| County | % COVID Fully Vaccinated | Case Mortality | COVID Case Rate | COVID Mortality /100,000 | County Health Outcomes Rank | County Health Factors Rank |
| Bedford | 38.21% | 2.26% | 26757.90 | 604.31 | 38 | 34 |
| Blair | 52.36% | 1.96% | 28913.02 | 566.55 | 44 | 26 |
| Cambria | 56.20% | 1.87% | 33358.91 | 624.57 | 64 | 41 |
| Centre | 63.58% | 0.90% | 27468.20 | 247.74 | 2 | 5 |
| Clearfield | 51.09% | 1.62% | 31090.03 | 503.36 | 52 | 55 |
| Fayette | 56.60% | 1.94% | 30231.18 | 586.98 | 66 | 65 |
| Huntingdon | 50.38% | 2.02% | 30931.44 | 624.65 | 29 | 53 |
| Indiana | 46.01% | 1.80% | 26191.35 | 471.21 | 50 | 43 |
| Somerset | 49.90% | 1.99% | 30397.87 | 603.98 | 39 | 52 |
| Westmoreland | 59.84% | 1.57% | 28552.24 | 449.36 | 20 | 14 |
| Pennsylvania | 65.37% | 1.43% | 27313.10 | 391.15 |
For me to describe the new county health rankings fully, I need to do it in a piecemeal fashion. Above is a table showing area rankings in health outcomes, factors, and COVID. Health outcomes are a composite of length and quality of life measures. Health factors are a composite of health behaviors, clinical care, social and economic factors, and physical environment. These factors are things that contribute to the health outcomes.

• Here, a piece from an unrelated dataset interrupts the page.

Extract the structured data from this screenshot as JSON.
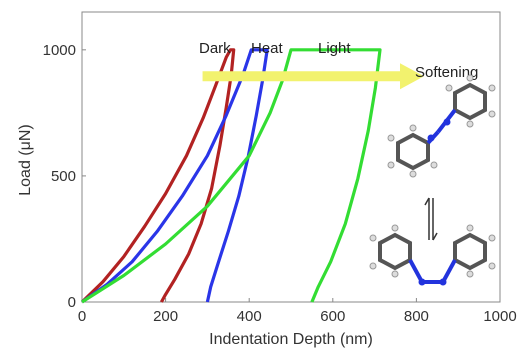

The map above shows that of the ten counties listed in the table above, only Centre County is in the in the upper tier (rank 1-17) in health outcomes. Cambria, Clearfield, and Fayette are in the lower tier (rank 51-67). Huntingdon and Westmoreland are in the second tier (rank 18-34). The remaining 5 counties are in the third tier (rank 35-50).
Correlations

The health factors and health outcomes rankings were both most strongly correlated with COVID population adjusted mortality. Higher numbered rakings are worse. In the linear models, these models accounted for 49% and 46% for health factors and outcomes respectively. Looking at the scatterplots for this correlation, a nonlinear relationship is apparent. A sixth order polynomial relationship provides the best fit for the data accounting for 99% of the variability in COVID mortality. Likewise, similar relationship is seen in the plot for health factors and COVID mortality. Next I will look at the sub-measures for area rankings in health outcomes and the other COVID variables.
**Update**
My mentor Lloyd Stires asked me if I had an explanation for the 6th order polynomial fit for the above graph. I do not. As the rankings are lower the overall trend is upward but there are twists and turns along the way. The health outcomes ranking is a composite of length and quality of life measures. Looking at the individual measures in the next post may provide some clues.
Do you have any explanation for that sixth order polynomial relationship? Since Centre and Indiana counties are well below the predicted COVID mortality rate, I thought it might have something to do with education, but that doesn’t seem to explain the success of Clearfield County.